"Faulsein ist wunderschön, viel schöner als der Fleiß..." sang schon dereinst Pippi Langstrumpf - und wer wollte dieser fundamentalen Erkenntnis ernsthaft widersprechen? Vor ein paar Wochen noch hätte ich auch nicht für möglich gehalten, wie wunderschön und wertvoll doch Faulheit sein kann - im Garten zumindest. Hätte ich nämlich in diesem bis dato feuchtwarmen Luschenwinter dem Drang nach Betätigung einer Schere und einer Harke nachgegeben, hätte es noch mehr Eiseskälte über meine Pflanzen gebracht. Nun sind sie unter all dem Laub, Staudenresten und sonstigem unordentlichen Zeug vielleicht ein bisschen weniger der beißenden Witterung ausgesetzt. Und so sind die Rosen noch nicht geschnitten, das Wald-Geißblatt hat noch seine wilde Sturmfrisur und der Kübelteich seine modrigen Carex-Halme, die ganz unverfroren den Eispanzer durchstoßen. Alles ganz fabelhaft faul soweit also.

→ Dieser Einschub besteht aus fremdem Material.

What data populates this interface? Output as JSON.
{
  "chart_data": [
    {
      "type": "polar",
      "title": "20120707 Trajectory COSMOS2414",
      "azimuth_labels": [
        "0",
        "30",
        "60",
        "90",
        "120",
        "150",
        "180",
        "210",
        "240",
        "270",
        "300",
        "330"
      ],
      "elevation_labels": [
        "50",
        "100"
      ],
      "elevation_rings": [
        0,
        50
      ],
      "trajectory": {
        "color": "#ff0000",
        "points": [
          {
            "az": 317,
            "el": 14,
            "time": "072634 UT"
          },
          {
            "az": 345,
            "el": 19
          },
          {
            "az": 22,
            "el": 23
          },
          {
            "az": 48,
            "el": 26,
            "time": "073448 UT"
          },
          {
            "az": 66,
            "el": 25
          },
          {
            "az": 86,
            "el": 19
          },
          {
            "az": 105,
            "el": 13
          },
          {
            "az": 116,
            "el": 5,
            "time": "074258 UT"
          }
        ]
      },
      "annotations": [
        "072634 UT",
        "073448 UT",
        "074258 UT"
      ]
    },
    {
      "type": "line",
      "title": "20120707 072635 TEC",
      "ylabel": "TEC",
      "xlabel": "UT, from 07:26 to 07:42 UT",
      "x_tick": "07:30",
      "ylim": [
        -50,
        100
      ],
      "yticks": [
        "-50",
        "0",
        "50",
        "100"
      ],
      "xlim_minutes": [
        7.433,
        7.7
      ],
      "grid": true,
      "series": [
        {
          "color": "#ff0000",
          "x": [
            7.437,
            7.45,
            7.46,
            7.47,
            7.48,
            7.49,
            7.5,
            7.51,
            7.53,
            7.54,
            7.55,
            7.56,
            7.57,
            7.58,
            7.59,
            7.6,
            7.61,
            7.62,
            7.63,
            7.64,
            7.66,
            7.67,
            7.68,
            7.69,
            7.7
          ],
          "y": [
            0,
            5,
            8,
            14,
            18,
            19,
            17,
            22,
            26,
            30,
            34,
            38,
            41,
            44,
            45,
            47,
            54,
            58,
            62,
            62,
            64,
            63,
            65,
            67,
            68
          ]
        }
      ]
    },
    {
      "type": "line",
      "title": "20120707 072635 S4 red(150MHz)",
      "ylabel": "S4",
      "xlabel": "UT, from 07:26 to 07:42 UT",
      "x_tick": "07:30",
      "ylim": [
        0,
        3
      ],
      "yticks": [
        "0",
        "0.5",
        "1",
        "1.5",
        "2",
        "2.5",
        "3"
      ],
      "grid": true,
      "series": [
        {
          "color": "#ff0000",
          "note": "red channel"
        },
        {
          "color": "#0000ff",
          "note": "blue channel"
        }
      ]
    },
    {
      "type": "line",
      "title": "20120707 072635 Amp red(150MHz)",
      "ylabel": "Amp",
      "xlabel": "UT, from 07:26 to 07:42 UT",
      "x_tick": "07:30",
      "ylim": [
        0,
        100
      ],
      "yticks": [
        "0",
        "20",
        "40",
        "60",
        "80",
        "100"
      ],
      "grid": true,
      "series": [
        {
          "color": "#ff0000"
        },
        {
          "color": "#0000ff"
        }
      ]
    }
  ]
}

Trotz allem gibt es natürlich guten Frost und schlechten Frost. Zu letzterem gehört dieser dämliche Kahlfrost, der nächtens zweistellige Minusgrade bringt. Von Null auf Winter in nur wenigen Tagen zum unpassendsten Zeitpunkt überhaupt. Das haben wir einer randalierenden russischen Kaltfront zu verdanken.
| So sahen die Krokusse vor einer Woche aus - heute liegen sie platt am Boden |
Weil Kahlfrost in diesem unerhörten Ausmaß ganz klar zu den weniger pflanzenfreundlichen Aspekten des Winters gehört, war ich überaus froh, dass es gestern ein wenig Schnee in homöopathischen Dosen gegeben hat. Gefrorene Wassertropfen sind schließlich das beste und preiswerteste Isoliermaterial, was die Jahreszeit zu bieten hat - und es fällt einfach vom Himmel. Leider machen sich die hübschen weißen Flocken aber auch völlig sinnloserweise auf Wegen und Terrassen breit, wo sie eine rutschige Angelegenheit darstellen.
Um meinen unterkühlten Stauden also ein wenig unter die gefrorenen Blätter zu greifen, habe ich den Temperaturen die kalte Schulter gezeigt, mir den Besen geschnappt und die weiße, flauschige Pracht auf die immergrünen Gewächse und allzu voreiligen Blumenzwiebeln gekehrt, das Ganze ein wenig aufgeschüttelt - fertig ist die eiskalte Daunendecke. Obwohl mir dabei die Gesichtszüge einfroren, war ich am Ende sehr stolz auf mein Werk. Vom Abklopfen der Dachpfannen habe ich dann aber doch lieber abgesehen - was genug ist, ist genug.
Da der Frost nun mal gerade hierzulande gastiert, kann man die Gelegenheit beim Schopfe greifen und noch andere preiswerte Dinge herstellen. Der riesige Kühlschrank draußen will ausgenutzt und verschönert werden - mit selbstgemachten Windlichtern. Alles was man dazu braucht, ist eine Schüssel, die der Frost nicht kleinkriegt, ein Gefäß mit kleinerem Durchmesser und ein paar Steine. Die große Schüssel wird mit Wasser gefüllt, die kleinere hineingestellt und mit den Steinen gefüllt, so dass sie auf die gewünschte Tiefe einsinkt. Man kann auch leere Joghurtbecher aus Plastik für den Innenteil verwenden. Nun versenkt man schöne Blätter - beispielweise von Efeu - und Hagebutten oder andere Früchte ins Wasser, schön um die innere Schüssel herum drapiert. Blüten wären noch spektakulärer, aber im Moment ist höchstens teure Treibhausware aus frostfreien Gefilden erhältlich.
Am nächsten Morgen schon hat das Wasser seinen Aggregatzustand gewechselt. Die Schüssel aber sieht im Idealfall noch aus wie vorher und hat Haltung bewahrt. Das Ganze wird nun drinnen ein wenig angetaut, um das eigentliche Windlicht aus seiner rustikalen Verpackung zu befreien. Möchte man ein bisschen Energie sparen, stellt man den Eisblock zum Antauen in den Kühlschrank. Ein Teelicht kommt am Ende in die Vertiefung, die das innere Gefäß freigehalten hat, und fertig ist das winterliche Glanzstück.
Mein Eiskuchen mit Kletterrosen-Hagebutten und Efeu:
Mein Eiskuchen mit Kletterrosen-Hagebutten und Efeu:
Da wird es uns doch gleich warm um's Herz. Vielleicht wärmt es unsere frierenden Stauden auch noch ein bisschen.